Alejandro Chehtman

Alejandro Chehtman

Carr Center Fellow
Alejandro  Chehtman

Alejandro Chehtman is Associate Professor at the Law School of the University Torcuato Di Tella and a Fellow at the Argentine National Research Council (CONICET). He is also co-Director of the Supreme Court Project at UTDT and CONICET Fellow at the Universidad de Girona (Spain). He studied Law at the University of Buenos Aires, where he graduated with honors, and did his MSc in Political Theory and his PhD in Law at the LSE. His main research interests are Public International Law, International Criminal Law, International Humanitarian Law, and Constitutional Law, with special interest in philosophical and empirical issues. Alejandro has published articles in leading peer-reviewed journals, such as the European Journal of International Law, Legal Theory, Journal of International Criminal Justice,  Law & Philosophy y Stanford Journal of International Law. His book, The Philosophical Foundations of Extraterritorial Punishment, was published by Oxford University Press. 

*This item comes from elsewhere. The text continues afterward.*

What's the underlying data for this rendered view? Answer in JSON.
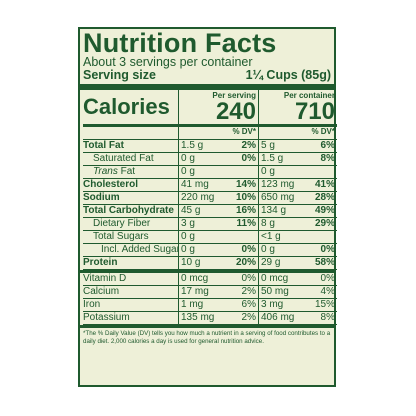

Before coming to Di Tella, Dr Chehtman clerked at the Federal Appeals Chamber for Criminal Matters, and worked at the Public Defence Office in Buenos Aires. He was a Fellow at the Law Department at LSE between 2006-9, Research Associate to the Center for International Courts and Tribunals, at UCL, between 2008-11, and a Marie Curie Fellow at the Faculty of Law at UCL 2014-5. Alejandro was a Carr Center Fellow from 2016-2017.
 
He is currently part of the Research Panel at Matrix Chambers, London, and a member of Project on International Courts and Tribunals.
 

Research
Alejandro will be working on two projects while at Harvard. He will be writing a piece on the "Constitutionalization of Human Rights in Latin America" for the Oxford Handbook of Latin American Constitutionalism (solicited piece) and working on his second book, A Theory of Asymmetrical Conflicts, under contract with Oxford University Press. This book explores how asymmetrical tactics, new weapons, and contemporary participants challenge the standard framework of the laws of armed conflict and propose a normatively defensible and practically feasible framework to address them.